Tips to Cope With Separation Anxiety Disorder in Adults


Paul was obsessed with his wife Christy even after 12 years of wedlock. He would check on her if she went out to shop for groceries, visited her parents, met her friends, and even when she stepped out to see a doctor. The fixation with his wife and everything she did grew with every passing year and Christy began suffocating under Paul’s harrowing obsession. Paul had even stopped traveling due to work commitments so that he could be with his wife as much as possible. Fortunately, Paul cooperated when Christy coaxed him to get help. His psychiatrist diagnosed him with adult separation anxiety (ASA).

At times, childhood separation anxiety continues into adulthood or it may develop in the adult phase of life due to a past of abuse or neglect. ASA can be so overpowering that an individual might get a panic attack when a loved one moves away. At other times, when the disease is not so intimidating, there could be other subtle symptoms, like:

Jealousy – Extreme jealousy manifests in people when they fear loss of control over a loved one. They trust less, harbor unreasonable doubts and worries, and may also fear infidelity.

Strict parenting – Also known as reverse separation anxiety, parents might be so worried about their child leaving them someday that they start controlling the child’s life. Parents become extremely strict and protective as they constantly fear living alone if the child leaves them.

Frustrating relationships – Sometimes, despite knowing that a person or a relationship may be bad for one’s physical or psychological health, people are stuck. They are afraid to leave as they are constantly anxious of something going bad.

Mooching – When grown up kids won’t leave their parent’s home or when a friend visits but doesn’t seem to leave, it is known as mooching.

Ways to manage ASA

To understand the problem, one has to closely look at the symptoms of separation anxiety in a person, which could be excessive worry about losing things, unexplained attachment to people and sleep disturbances. In the absence of sufficient diagnostic assessment for ASA, its treatment is not clinically defined. However, it’s possible to manage the symptoms and gradually overcome the insurmountable anxiety.

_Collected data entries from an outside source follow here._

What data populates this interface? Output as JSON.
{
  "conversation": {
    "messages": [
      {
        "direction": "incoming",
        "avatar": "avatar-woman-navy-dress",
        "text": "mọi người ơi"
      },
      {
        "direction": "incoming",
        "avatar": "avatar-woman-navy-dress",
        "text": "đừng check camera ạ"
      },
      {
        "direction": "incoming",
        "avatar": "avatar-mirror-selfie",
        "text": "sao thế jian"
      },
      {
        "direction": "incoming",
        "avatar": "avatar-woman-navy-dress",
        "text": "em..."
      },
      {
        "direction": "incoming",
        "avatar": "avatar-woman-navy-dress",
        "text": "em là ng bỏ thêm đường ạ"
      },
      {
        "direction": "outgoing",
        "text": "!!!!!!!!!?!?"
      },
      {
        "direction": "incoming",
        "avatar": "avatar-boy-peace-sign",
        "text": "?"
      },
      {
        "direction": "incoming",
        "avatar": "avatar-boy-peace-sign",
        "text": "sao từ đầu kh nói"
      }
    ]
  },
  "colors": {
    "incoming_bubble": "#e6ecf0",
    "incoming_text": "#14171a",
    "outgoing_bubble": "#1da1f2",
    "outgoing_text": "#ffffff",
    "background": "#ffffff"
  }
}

  • Joining support groups – Joining support groups can be of immense help as they offer a platform to connect with people who are sailing in the same boat. Talking and sharing experiences can be very therapeutic and liberating in the long run.
  • Practicing relaxation techniques – It is important to calm the anxious mind and feel relaxed. Yoga, meditation and mindfulness techniques are immensely beneficial. One should try to do activities that he or she enjoys to distract the unwarranted fears. Walking a pet, strolling in a garden, enjoying supper with friends, cooking or reading an inspirational book are some of the ways to remain occupied and mentally satisfied.
  • Writing a journal – Whenever one feels anxious, he/she should write about those feelings in a journal. Writing can help one identify the feelings and address them when they pop up the next time. It’s also a great opportunity to assess response to one’s troubling thoughts and make efforts to reframe them in a positive manner.
  • Taking professional help – Any anxiety disorder can interfere with daily activities and impede personal and career growth. It also affects relationships and people might not want to associate with somebody who is overly possessive. In order to prevent the symptoms from worsening, it is important to get professional support.

Recovery from ASA is possible

If ASA is not treated timely, one might become obsessed and indulge in other negative behaviors. But anxiety can be treated through medications, cognitive behavioral therapy (CBT) and other therapies like art therapy or dance movement.